Is It Curtains For The First Step Act?

Is It Curtains For The First Step Act?

Estimated reading time: 3 minutes

Back in February, the House of Representatives, by a 360-59 margin, passed H.R. 5628, the “First Step” Act – an acronym for the “Formerly Incarcerated Re-enter Society Transformed Safely Transitioning Every Person Act.” With bipartisan co-sponsors, Reps. Doug Collins (R-GA) and Hakeem Jeffries (D-NY), the bill had cleared the House Judiciary Committee by a 25-5 vote.

Six months later, however, the bill has not advanced in the Senate as the 115th Congress nears its end. Here’s where things seem to stand at this moment.

Unlike the criminal law reform bill that floundered in Congress during President Obama’s final year in office, which proposed to revise sentencing laws by downgrading penalties for many non-violent crimes, the more limited First Step Act deals mainly with reshaping federal prisons to equip them to aid inmates better prepare themselves to re-enter society.

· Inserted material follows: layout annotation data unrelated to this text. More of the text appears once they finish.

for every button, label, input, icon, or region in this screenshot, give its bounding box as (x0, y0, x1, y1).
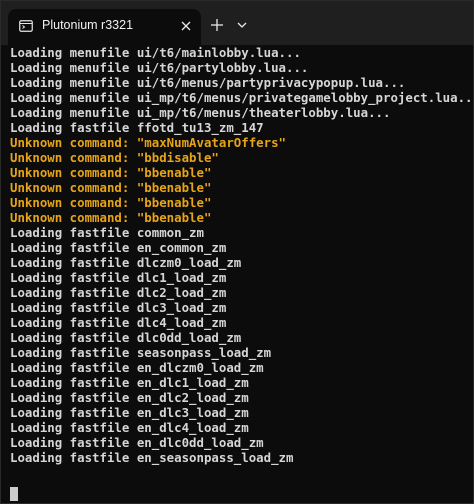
console-line: Loading fastfile en_dlc2_load_zm (10, 390, 249, 405)
console-line-warning: Unknown command: "bbenable" (10, 195, 212, 210)
console-line-warning: Unknown command: "bbdisable" (10, 150, 219, 165)
terminal-icon (19, 20, 33, 32)
terminal-window: Plutonium r3321 Loading menufile ui/t6/m… (0, 0, 474, 504)
tab-plutonium[interactable]: Plutonium r3321 (8, 9, 201, 45)
console-line-warning: Unknown command: "bbenable" (10, 165, 212, 180)
console-line: Loading fastfile dlc4_load_zm (10, 315, 227, 330)
title-bar: Plutonium r3321 (1, 1, 473, 45)
console-line: Loading fastfile en_dlc1_load_zm (10, 375, 249, 390)
console-line: Loading fastfile en_dlc3_load_zm (10, 405, 249, 420)
console-line: Loading fastfile dlc1_load_zm (10, 270, 227, 285)
console-line: Loading fastfile ffotd_tu13_zm_147 (10, 120, 264, 135)
console-line: Loading fastfile dlczm0_load_zm (10, 255, 242, 270)
text-cursor (10, 487, 18, 501)
console-line: Loading fastfile en_dlc0dd_load_zm (10, 435, 264, 450)
plus-icon[interactable] (207, 15, 227, 35)
console-line: Loading fastfile common_zm (10, 225, 204, 240)
console-line: Loading fastfile en_dlczm0_load_zm (10, 360, 264, 375)
console-line: Loading menufile ui/t6/partylobby.lua... (10, 60, 309, 75)
chevron-down-icon[interactable] (233, 15, 251, 35)
console-line: Loading fastfile dlc3_load_zm (10, 300, 227, 315)
console-line: Loading fastfile dlc0dd_load_zm (10, 330, 242, 345)
console-line: Loading menufile ui_mp/t6/menus/privateg… (10, 90, 474, 105)
close-icon[interactable] (178, 18, 194, 34)
console-line: Loading fastfile en_dlc4_load_zm (10, 420, 249, 435)
console-line-warning: Unknown command: "maxNumAvatarOffers" (10, 135, 287, 150)
console-line: Loading fastfile en_seasonpass_load_zm (10, 450, 294, 465)
console-line: Loading menufile ui/t6/menus/partyprivac… (10, 75, 406, 90)
console-line: Loading fastfile seasonpass_load_zm (10, 345, 272, 360)
tab-title: Plutonium r3321 (42, 18, 134, 32)
console-line: Loading menufile ui/t6/mainlobby.lua... (10, 45, 301, 60)
console-line: Loading menufile ui_mp/t6/menus/theaterl… (10, 105, 391, 120)
console-line: Loading fastfile dlc2_load_zm (10, 285, 227, 300)
console-output[interactable]: Loading menufile ui/t6/mainlobby.lua... L… (10, 45, 474, 495)
console-line-warning: Unknown command: "bbenable" (10, 210, 212, 225)
console-line-warning: Unknown command: "bbenable" (10, 180, 212, 195)
console-line: Loading fastfile en_common_zm (10, 240, 227, 255)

The sentencing changes in the 2016 bill drew the most fire from opponents led by then-Sen. Jeff Sessions (R-AL), who now runs the Department of Justice (DOJ). He blocked the broader bill by claiming sentencing changes could put thousands of dangerous drug criminals back on the streets.

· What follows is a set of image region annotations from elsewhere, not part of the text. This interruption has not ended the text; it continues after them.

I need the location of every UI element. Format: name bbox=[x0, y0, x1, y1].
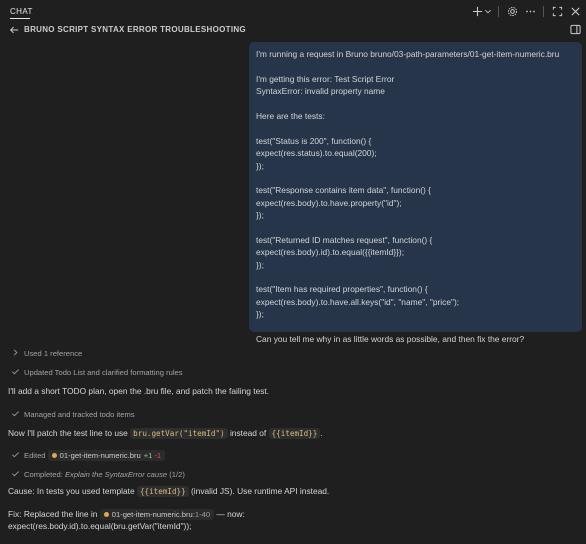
patch-middle: instead of bbox=[229, 428, 267, 438]
patch-suffix: . bbox=[320, 428, 323, 438]
check-icon bbox=[12, 452, 19, 458]
message-line: test("Item has required properties", fun… bbox=[256, 284, 428, 295]
maximize-icon[interactable] bbox=[550, 4, 564, 18]
cause-text: Cause: In tests you used template {{item… bbox=[8, 486, 330, 497]
file-chip-name: 01-get-item-numeric.bru bbox=[59, 451, 141, 460]
check-icon bbox=[12, 369, 19, 375]
message-line: }); bbox=[256, 210, 264, 221]
references-label: Used 1 reference bbox=[24, 349, 83, 358]
bru-file-icon bbox=[51, 453, 57, 458]
user-message: I'm running a request in Bruno bruno/03-… bbox=[249, 42, 582, 344]
message-line: Can you tell me why in as little words a… bbox=[256, 333, 525, 344]
patch-prefix: Now I'll patch the test line to use bbox=[8, 428, 128, 438]
cause-prefix: Cause: In tests you used template bbox=[8, 486, 135, 496]
patch-text: Now I'll patch the test line to use bru.… bbox=[8, 428, 323, 439]
message-line: }); bbox=[256, 309, 264, 320]
lines-added: +1 bbox=[143, 451, 153, 460]
file-link-name: 01-get-item-numeric.bru bbox=[111, 510, 193, 519]
managed-todos-row[interactable]: Managed and tracked todo items bbox=[8, 409, 135, 419]
fix-code-line: expect(res.body.id).to.equal(bru.getVar(… bbox=[8, 521, 192, 531]
plus-icon[interactable] bbox=[470, 4, 484, 18]
tab-chat[interactable]: CHAT bbox=[10, 7, 33, 16]
completed-label: Completed: bbox=[24, 470, 63, 479]
close-icon[interactable] bbox=[568, 4, 582, 18]
chevron-down-icon[interactable] bbox=[484, 4, 492, 18]
message-line: }); bbox=[256, 259, 264, 270]
arrow-left-icon[interactable] bbox=[9, 25, 19, 35]
todo-updated-row[interactable]: Updated Todo List and clarified formatti… bbox=[8, 367, 183, 377]
panel-header: CHAT bbox=[0, 0, 586, 22]
file-link-range: :1-40 bbox=[192, 510, 211, 519]
inline-code: {{itemId}} bbox=[268, 428, 321, 439]
completed-task: Explain the SyntaxError cause bbox=[64, 470, 168, 479]
gear-icon[interactable] bbox=[505, 4, 519, 18]
bru-file-icon bbox=[103, 512, 109, 517]
fix-prefix: Fix: Replaced the line in bbox=[8, 509, 98, 519]
completed-row[interactable]: Completed: Explain the SyntaxError cause… bbox=[8, 469, 185, 479]
fix-suffix: — now: bbox=[216, 509, 245, 519]
message-line: expect(res.body).to.have.all.keys("id", … bbox=[256, 296, 460, 307]
panel-layout-icon[interactable] bbox=[570, 24, 581, 35]
message-line: expect(res.body).to.have.property("id"); bbox=[256, 197, 402, 208]
message-line: }); bbox=[256, 160, 264, 171]
lines-removed: -1 bbox=[154, 451, 162, 460]
message-line: test("Returned ID matches request", func… bbox=[256, 234, 433, 245]
chevron-right-icon bbox=[13, 349, 18, 356]
references-row[interactable]: Used 1 reference bbox=[8, 348, 82, 358]
inline-code: bru.getVar("itemId") bbox=[130, 428, 228, 439]
message-line: I'm running a request in Bruno bruno/03-… bbox=[256, 49, 560, 59]
todo-updated-label: Updated Todo List and clarified formatti… bbox=[24, 368, 183, 377]
file-chip[interactable]: 01-get-item-numeric.bru +1 -1 bbox=[47, 450, 166, 461]
inline-code: {{itemId}} bbox=[136, 486, 189, 497]
cause-suffix: (invalid JS). Use runtime API instead. bbox=[191, 486, 330, 496]
plan-text: I'll add a short TODO plan, open the .br… bbox=[8, 386, 270, 396]
message-line: Here are the tests: bbox=[256, 110, 325, 121]
session-title: BRUNO SCRIPT SYNTAX ERROR TROUBLESHOOTIN… bbox=[24, 25, 246, 34]
check-icon bbox=[12, 471, 19, 477]
message-line: test("Response contains item data", func… bbox=[256, 185, 431, 196]
message-line: expect(res.body).id).to.equal({{itemId}}… bbox=[256, 247, 405, 258]
completed-count: (1/2) bbox=[169, 470, 185, 479]
edited-row: Edited 01-get-item-numeric.bru +1 -1 bbox=[8, 450, 166, 461]
message-line: I'm getting this error: Test Script Erro… bbox=[256, 73, 395, 84]
file-link-chip[interactable]: 01-get-item-numeric.bru:1-40 bbox=[99, 509, 215, 520]
edited-label: Edited bbox=[24, 451, 46, 460]
message-line: expect(res.status).to.equal(200); bbox=[256, 148, 377, 159]
toolbar-separator bbox=[498, 5, 499, 17]
fix-text: Fix: Replaced the line in 01-get-item-nu… bbox=[8, 509, 245, 520]
check-icon bbox=[12, 411, 19, 417]
toolbar-separator bbox=[543, 5, 544, 17]
panel-toolbar bbox=[470, 4, 582, 18]
message-line: test("Status is 200", function() { bbox=[256, 135, 372, 146]
tab-active-indicator bbox=[10, 18, 30, 19]
more-icon[interactable] bbox=[523, 4, 537, 18]
managed-todos-label: Managed and tracked todo items bbox=[24, 410, 135, 419]
session-header: BRUNO SCRIPT SYNTAX ERROR TROUBLESHOOTIN… bbox=[0, 22, 586, 38]
message-line: SyntaxError: invalid property name bbox=[256, 86, 385, 97]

So, you might think a less ambitious bill like the First Step Act would do better. But many of its opponents among Democrats (who cast all but two of the House votes against it) base much of their opposition on the fact that it doesn’t include the sentencing reforms they want. About a hundred civil rights and prison reform groups oppose it for lacking sentencing law changes. In contrast, others are torn over losing modest, achievable gains because farther-reaching changes aren’t included. The bill is called the “First Step” for a reason.

The First Step Act would direct the DOJ to improve its system for assessing the risk and rehabilitation needs of all federal inmates on intake. It would also determine (and periodically review) what anti-recidivism programs would help eventual re-entry into society. Funds would be authorized for five years to get the new system running.

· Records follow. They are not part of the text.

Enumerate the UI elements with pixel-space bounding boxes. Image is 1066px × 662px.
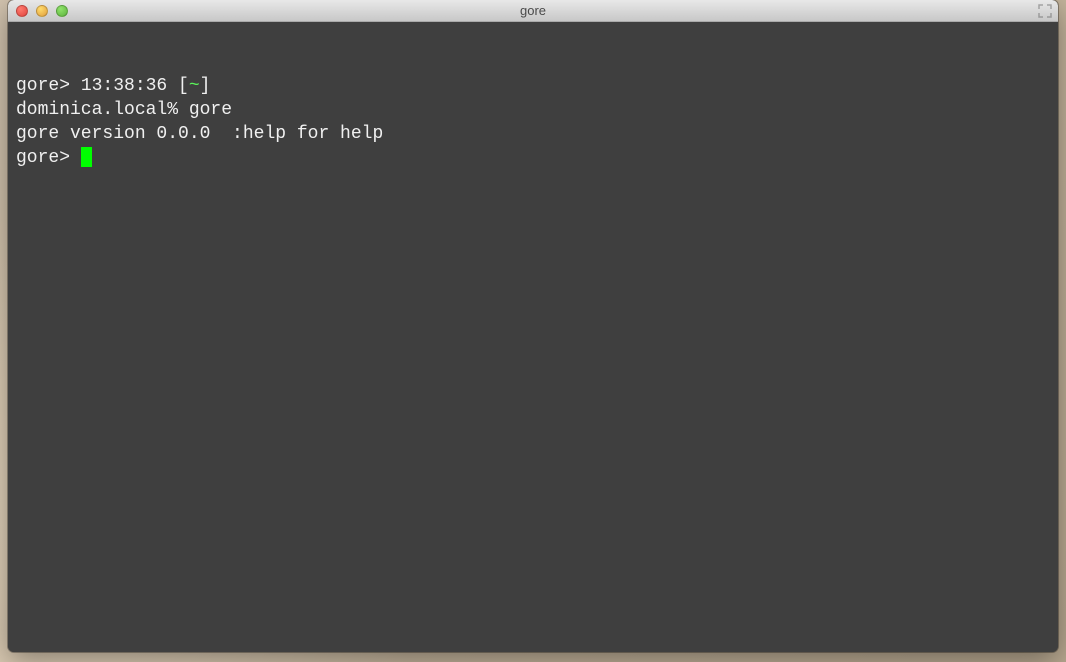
zoom-button[interactable] <box>56 5 68 17</box>
fullscreen-icon[interactable] <box>1038 4 1052 18</box>
terminal-line: gore> <box>16 146 1050 170</box>
close-button[interactable] <box>16 5 28 17</box>
terminal-line: gore> 13:38:36 [~] <box>16 74 1050 98</box>
minimize-button[interactable] <box>36 5 48 17</box>
path-bracket-open: [ <box>178 76 189 96</box>
traffic-lights <box>8 5 68 17</box>
cursor-block <box>81 147 92 167</box>
terminal-window: gore gore> 13:38:36 [~]dominica.local% g… <box>8 0 1058 652</box>
prompt-text: gore> <box>16 76 81 96</box>
window-title: gore <box>8 3 1058 18</box>
path-tilde: ~ <box>189 76 200 96</box>
path-bracket-close: ] <box>200 76 211 96</box>
timestamp-text: 13:38:36 <box>81 76 178 96</box>
host-prompt: dominica.local% <box>16 100 189 120</box>
prompt-text: gore> <box>16 148 81 168</box>
terminal-body[interactable]: gore> 13:38:36 [~]dominica.local% gorego… <box>8 22 1058 652</box>
terminal-line: gore version 0.0.0 :help for help <box>16 122 1050 146</box>
terminal-line: dominica.local% gore <box>16 98 1050 122</box>
window-titlebar[interactable]: gore <box>8 0 1058 22</box>
version-text: gore version 0.0.0 :help for help <box>16 124 383 144</box>
command-text: gore <box>189 100 232 120</box>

Inmates who successfully participate in anti-recidivism programs could earn substantial “good time” credit for earlier release and other privileges, including transfer to prisons closer to their homes or even home confinement. The bill includes assorted other reforms on inmate conditions.

More complications: Senate Judiciary Chairman Charles Grassley (R-IA) backs sentencing changes and isn’t rushing to advance the First Step Act. Senate Majority Leader Mitch McConnell (R-KY) prioritizes numerous other bills in the limited time left in this Congress.

In mid-July, a DOJ memo signaled the agency had newly discovered problems with the House-passed bill, saying it would “erode… long-established truth-in-sentencing principles,” pose “impossible” administrative burdens, and reduce sentences of “thousands of violent felons,” while endangering the public and law enforcers.

President Trump, who had earlier said he’d probably sign the House bill (his son-in-law Jared Kushner is a backer), then met with DOJ’s Sessions and emerged voicing distaste for letting drug dealers gain earlier release, and said he’d agree to delay Senate action until after the mid-term election.

There’s no telling what a lame-duck Congress might look like, much less the new Congress coming in January. Still, it seems clear that without a breakthrough agreement between the parties or highly unusual significant off-year gains for the Senate “in” party, the First Step Act’s thin chances are fading by the minute.